Photo: Roschetzky Photography, Mueller suburb east Austin, Texas. Shutterstock

As a result, early solar adoption was concentrated among wealthy, predominantly white homeowners who could afford the $15,000 to $30,000 upfront costs. Meanwhile, low-income households and communities of color continued facing high energy burdens while watching their wealthier neighbors’ electric bills shrink to nearly zero. Without intentional policies to address these barriers, clean energy could likely become another luxury available only to those who could afford it, widening the energy equity gap rather than closing it.

Photo: Ben Thompson, Permanent supportive housing complex Cady Lofts is planned on East 39th Street Austin, Texas. Community Impact Newspaper

 

Current Solutions and Future Directions

Recognition of these problems has sparked innovative approaches that prioritize equity in clean energy deployment. Community solar programs now allow multiple households to share the benefits of solar installations, making clean energy accessible to renters and those without suitable rooftops.

Targeted incentives provide larger rebates and subsidies for clean energy installations in disadvantaged communities. California’s Self-Generation Incentive Program offers higher payments for battery storage in communities most affected by power shutoffs. 

 

Workforce development programs create pathways for residents of disadvantaged communities to access good-paying jobs installing solar panels, retrofitting buildings, and maintaining clean energy systems. Community benefit agreements ensure that large renewable energy projects provide jobs, training, and other benefits to nearby communities rather than extracting resources and leaving nothing behind.

But challenges remain. Many programs still struggle to reach the communities that need them most. Complex application processes, language barriers, and limited outreach often prevent low-income households and communities of color from accessing clean energy benefits.

 

Photo: Lori Shaull. A woman holds a Just Transition Now sign at a rally in Minneapolis, Minnesota.

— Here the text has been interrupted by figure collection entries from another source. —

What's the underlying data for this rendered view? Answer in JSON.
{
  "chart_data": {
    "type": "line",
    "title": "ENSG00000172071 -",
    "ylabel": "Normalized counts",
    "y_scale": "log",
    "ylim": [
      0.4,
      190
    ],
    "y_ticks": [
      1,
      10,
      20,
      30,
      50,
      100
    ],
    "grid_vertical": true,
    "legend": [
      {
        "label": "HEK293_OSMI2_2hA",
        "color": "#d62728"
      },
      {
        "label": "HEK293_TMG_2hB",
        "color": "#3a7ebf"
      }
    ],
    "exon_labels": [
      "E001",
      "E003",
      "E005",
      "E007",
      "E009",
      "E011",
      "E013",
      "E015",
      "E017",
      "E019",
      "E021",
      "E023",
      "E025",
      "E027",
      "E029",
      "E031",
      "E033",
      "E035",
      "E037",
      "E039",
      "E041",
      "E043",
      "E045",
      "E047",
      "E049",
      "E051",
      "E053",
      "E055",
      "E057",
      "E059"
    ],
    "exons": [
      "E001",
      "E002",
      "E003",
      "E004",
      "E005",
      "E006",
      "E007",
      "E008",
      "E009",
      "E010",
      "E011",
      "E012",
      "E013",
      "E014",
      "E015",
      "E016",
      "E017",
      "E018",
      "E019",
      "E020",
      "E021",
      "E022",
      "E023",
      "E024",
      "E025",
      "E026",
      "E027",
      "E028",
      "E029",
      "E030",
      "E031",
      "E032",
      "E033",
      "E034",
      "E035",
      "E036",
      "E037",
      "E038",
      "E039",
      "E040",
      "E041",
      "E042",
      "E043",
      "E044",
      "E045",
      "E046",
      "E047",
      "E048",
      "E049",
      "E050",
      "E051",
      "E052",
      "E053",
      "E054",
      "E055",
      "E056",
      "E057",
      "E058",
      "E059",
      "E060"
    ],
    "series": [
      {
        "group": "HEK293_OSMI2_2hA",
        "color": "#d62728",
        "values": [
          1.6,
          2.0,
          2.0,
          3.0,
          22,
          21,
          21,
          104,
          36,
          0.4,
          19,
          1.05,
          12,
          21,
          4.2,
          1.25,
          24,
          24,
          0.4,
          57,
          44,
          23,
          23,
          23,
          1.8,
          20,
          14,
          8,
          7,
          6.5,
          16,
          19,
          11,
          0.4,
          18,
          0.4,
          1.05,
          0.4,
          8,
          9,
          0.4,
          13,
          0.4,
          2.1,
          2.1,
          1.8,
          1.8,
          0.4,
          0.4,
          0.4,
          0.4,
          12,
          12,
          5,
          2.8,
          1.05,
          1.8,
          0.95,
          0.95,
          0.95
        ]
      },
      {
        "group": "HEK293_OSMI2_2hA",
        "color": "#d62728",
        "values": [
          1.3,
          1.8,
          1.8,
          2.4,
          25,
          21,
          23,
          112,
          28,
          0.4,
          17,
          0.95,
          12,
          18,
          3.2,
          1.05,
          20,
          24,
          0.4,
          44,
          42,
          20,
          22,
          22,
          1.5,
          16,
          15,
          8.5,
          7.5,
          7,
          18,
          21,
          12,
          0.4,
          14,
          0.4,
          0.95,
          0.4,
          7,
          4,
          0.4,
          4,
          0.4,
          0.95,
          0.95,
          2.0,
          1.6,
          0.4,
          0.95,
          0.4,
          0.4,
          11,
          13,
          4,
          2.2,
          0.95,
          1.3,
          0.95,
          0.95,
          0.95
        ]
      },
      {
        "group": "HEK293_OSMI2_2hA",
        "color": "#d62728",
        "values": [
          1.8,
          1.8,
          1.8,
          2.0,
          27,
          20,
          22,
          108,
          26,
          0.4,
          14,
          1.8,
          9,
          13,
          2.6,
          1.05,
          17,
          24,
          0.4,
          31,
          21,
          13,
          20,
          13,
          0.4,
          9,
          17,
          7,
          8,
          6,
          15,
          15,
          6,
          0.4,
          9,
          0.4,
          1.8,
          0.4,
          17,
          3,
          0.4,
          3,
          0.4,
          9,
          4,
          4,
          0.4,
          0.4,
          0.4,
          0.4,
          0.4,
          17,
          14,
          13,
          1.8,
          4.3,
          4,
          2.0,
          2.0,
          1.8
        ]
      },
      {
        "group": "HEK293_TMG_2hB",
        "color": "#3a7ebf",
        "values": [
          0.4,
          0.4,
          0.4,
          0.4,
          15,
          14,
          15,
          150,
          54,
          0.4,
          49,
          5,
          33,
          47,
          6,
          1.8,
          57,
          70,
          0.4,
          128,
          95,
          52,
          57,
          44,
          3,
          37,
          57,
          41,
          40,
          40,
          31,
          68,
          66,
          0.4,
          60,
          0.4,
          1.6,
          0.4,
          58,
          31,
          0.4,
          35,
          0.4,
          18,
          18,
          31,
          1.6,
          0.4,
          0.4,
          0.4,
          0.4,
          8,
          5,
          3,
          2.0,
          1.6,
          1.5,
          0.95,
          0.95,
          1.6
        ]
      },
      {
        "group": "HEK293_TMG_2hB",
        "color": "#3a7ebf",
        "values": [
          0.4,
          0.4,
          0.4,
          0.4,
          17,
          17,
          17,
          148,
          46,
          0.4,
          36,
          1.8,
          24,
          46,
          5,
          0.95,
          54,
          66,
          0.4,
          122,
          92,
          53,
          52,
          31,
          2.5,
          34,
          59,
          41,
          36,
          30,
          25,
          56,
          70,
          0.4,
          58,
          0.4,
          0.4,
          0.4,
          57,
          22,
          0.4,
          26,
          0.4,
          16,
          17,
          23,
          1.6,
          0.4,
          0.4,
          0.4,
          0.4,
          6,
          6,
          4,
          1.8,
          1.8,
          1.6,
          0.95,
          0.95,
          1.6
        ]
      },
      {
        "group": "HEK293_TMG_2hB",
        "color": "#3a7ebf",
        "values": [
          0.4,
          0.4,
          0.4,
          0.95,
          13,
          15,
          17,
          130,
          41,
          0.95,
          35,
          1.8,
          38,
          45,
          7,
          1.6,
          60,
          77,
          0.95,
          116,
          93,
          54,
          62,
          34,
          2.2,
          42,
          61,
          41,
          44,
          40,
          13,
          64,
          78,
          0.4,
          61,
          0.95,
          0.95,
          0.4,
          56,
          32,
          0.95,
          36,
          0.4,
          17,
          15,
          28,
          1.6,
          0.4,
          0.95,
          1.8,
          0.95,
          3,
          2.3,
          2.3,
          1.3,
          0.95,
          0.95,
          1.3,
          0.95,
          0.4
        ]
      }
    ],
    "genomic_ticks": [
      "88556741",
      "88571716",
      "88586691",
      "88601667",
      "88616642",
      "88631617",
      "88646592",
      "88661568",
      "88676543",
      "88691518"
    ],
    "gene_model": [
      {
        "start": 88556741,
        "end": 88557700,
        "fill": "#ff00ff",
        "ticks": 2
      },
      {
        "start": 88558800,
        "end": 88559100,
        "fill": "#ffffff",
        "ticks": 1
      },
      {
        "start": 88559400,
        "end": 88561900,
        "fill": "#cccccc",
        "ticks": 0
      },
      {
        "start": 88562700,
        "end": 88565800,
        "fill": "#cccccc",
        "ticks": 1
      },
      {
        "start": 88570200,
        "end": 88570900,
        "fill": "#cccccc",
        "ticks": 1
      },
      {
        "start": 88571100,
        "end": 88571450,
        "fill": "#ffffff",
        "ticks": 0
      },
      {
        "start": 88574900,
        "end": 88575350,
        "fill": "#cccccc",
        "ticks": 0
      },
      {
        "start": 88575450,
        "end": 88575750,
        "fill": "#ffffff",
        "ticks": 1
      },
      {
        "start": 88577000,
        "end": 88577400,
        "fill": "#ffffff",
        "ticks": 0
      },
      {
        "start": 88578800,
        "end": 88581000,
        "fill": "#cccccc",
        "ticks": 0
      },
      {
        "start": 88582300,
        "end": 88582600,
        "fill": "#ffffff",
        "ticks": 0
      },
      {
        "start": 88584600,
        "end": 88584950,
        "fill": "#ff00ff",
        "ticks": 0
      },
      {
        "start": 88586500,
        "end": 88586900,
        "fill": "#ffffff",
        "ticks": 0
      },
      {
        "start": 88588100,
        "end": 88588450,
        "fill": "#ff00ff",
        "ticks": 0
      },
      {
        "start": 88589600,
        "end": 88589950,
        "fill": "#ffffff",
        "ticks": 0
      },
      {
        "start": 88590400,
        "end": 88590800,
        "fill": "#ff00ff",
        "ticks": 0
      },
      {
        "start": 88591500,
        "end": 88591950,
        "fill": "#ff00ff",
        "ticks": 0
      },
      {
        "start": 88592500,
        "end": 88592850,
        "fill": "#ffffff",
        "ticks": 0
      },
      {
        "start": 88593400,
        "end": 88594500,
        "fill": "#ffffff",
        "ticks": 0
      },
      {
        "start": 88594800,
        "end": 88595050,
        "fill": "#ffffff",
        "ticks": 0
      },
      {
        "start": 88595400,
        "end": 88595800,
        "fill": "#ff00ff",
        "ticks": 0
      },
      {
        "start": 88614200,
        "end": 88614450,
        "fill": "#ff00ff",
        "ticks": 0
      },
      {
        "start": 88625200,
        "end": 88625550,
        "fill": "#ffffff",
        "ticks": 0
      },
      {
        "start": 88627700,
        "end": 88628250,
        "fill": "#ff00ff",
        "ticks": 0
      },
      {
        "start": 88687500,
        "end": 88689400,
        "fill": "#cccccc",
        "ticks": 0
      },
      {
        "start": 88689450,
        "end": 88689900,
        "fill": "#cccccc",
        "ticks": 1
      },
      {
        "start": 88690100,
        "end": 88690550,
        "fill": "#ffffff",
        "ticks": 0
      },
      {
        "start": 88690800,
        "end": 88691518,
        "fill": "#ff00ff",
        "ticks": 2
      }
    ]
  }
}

Flickr

The clean energy transition represents the most significant transformation of America’s energy system since rural electrification. Like that earlier transition, it offers an unprecedented opportunity to address historical inequities or to repeat and deepen them.

History shows us what happens when we fail to center justice in energy policy. The same communities that were excluded from early electrification, that had coal plants built in their backyards, and that still face the highest energy burdens are now at risk of being left behind once again as solar panels and electric vehicle chargers spread across affluent neighborhoods.

But history also shows us the power of intentional action. The Rural Electrification Administration brought power to millions of farms. The environmental justice movement forced recognition of how pollution burdens are distributed. Community organizations have pioneered models for equitable clean energy deployment.

The future of America’s energy system is about the choices we make about who benefits and who bears the costs.